Adil Khan 9 months ago
AdiKhanOfficial #FYP Ideas

Sentinel Paraphrase Detection

NLP is one of the most emerging field of epoch we want our systems to be efficient enough to understand High Level Language of human beings. In NLP computers or machines are trained to learn natural language and thus they are used to generate and retrieve data in natural language. Paraphrasing is re

Project Title

Sentinel Paraphrase Detection

Project Area of Specialization

Artificial Intelligence

Project Summary

History Yore

NLP is one of the most emerging field of epoch we want our systems to be efficient enough to understand High Level Language of human beings. In NLP computers or machines are trained to learn natural language and thus they are used to generate and retrieve data in natural language. Paraphrasing is reordering and rearrangement one text into other text. It can be done on same language. Monolingual Technique is becoming popular in the field of NLP because of its various applications in paraphrased detection. 

  • Natural Language Processing (NLP) focuses on developing computer systems that can analyze, understand and generate natural human-languages.
  • One of the major difficulties faced in natural language processing is ambiguity where the same text has several possible interpretations.
  • Another equally challenging aspect is that the same content can be conveyed in different ways. This is termed as Paraphrasing
What’s need ?

Paraphrased has been in play since the genesis of formalized education, thus the probability exists that there always will remain students or individuals who paraphrase.

"An evenly difficult perspective is that the same content and data can be used in different ways known as Paraphrasing."

Literature Review:

  1. Jun Choi Lee & Yu-N Cheah [1] presented a semantic relatedness measures that based on Synset shortest path in WordNet for paraphrase detection.
  2. Chen Liang, Praveen Paritosh, Vinodh Rajendran, Kenneth D. Forbus [2] proposed a new alignment based approach to learn semantic similarity.

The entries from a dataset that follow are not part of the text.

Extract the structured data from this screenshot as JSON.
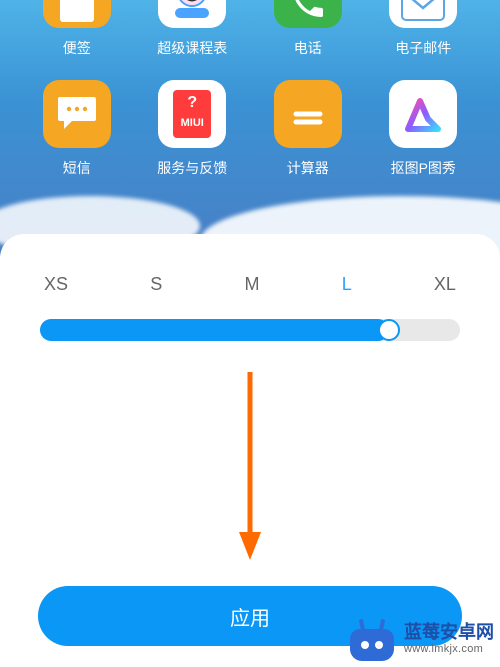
{
  "apps_row1": [
    {
      "name": "notes",
      "label": "便签",
      "icon": "notes-icon"
    },
    {
      "name": "class",
      "label": "超级课程表",
      "icon": "class-schedule-icon"
    },
    {
      "name": "phone",
      "label": "电话",
      "icon": "phone-icon"
    },
    {
      "name": "mail",
      "label": "电子邮件",
      "icon": "mail-icon"
    }
  ],
  "apps_row2": [
    {
      "name": "sms",
      "label": "短信",
      "icon": "sms-icon"
    },
    {
      "name": "feedback",
      "label": "服务与反馈",
      "icon": "miui-feedback-icon",
      "tag_text": "MIUI"
    },
    {
      "name": "calc",
      "label": "计算器",
      "icon": "calculator-icon"
    },
    {
      "name": "koutu",
      "label": "抠图P图秀",
      "icon": "koutu-icon"
    }
  ],
  "size_panel": {
    "options": [
      "XS",
      "S",
      "M",
      "L",
      "XL"
    ],
    "selected_index": 3,
    "slider_fill_percent": 83
  },
  "apply_button_label": "应用",
  "colors": {
    "accent": "#0a97f5",
    "app_orange": "#f5a623",
    "app_green": "#3bb24a",
    "annotation_arrow": "#ff6a00"
  },
  "watermark": {
    "title": "蓝莓安卓网",
    "url": "www.lmkjx.com"
  }
}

They used a hybrid representation of attributed relational graphs to encode lexical, syntactic and semantic information
  3. Hoang-Quoac Nguyen-son, Yusute Miyao and Isao Echizen [3] proposed approach for Para phone detection using identical phrase and similar word matching
  4. Wenpeng Yin and Hinrich Schiitze [5] presented a new deep learning architecture Bi-CNN-MI for paraphrase identification.
  5. Lee, Jun Choi and Cheah, Yu-N (2016) Paraphrase Detection using Semantic Relatedness based on Synset Shortest Path in WordNet. In: International Conference on Advance
  6. Chen Liang, Praveen Paritosh, Vinodh Rajendran, Kenneth D. Forbus, Learning Paraphrase Identification with Structural Alignment Conference: IJCAI 2016, At New York
  7. Hoang-Quoc Nguyen-Son, Yusuke Miyao, Isao Echizen, Paraphrase Detection Based on Identical Phrase and Similar Word Matching, 29th Pacific Asia Conference on Language, 2019.
  8. J.C. Lee, and Y. Cheah. “Paraphrase Detection using String Similarity with Synonyms.” The Fourth Asian Conference on Information Systems, ACIS 2017.
Purpose

We will develop a prototype system for mono-lingual sentinel paraphrase detection which will take two sentences of English language and output whether they are paraphrased or not paraphrased.

Example

Project Objectives

Mono lingual Paraphrased Detection

Derived and source texts are in the same language

Objective

Monolingual Technique is becoming popular in the field of NLP because of its various applications in plagiarism detection.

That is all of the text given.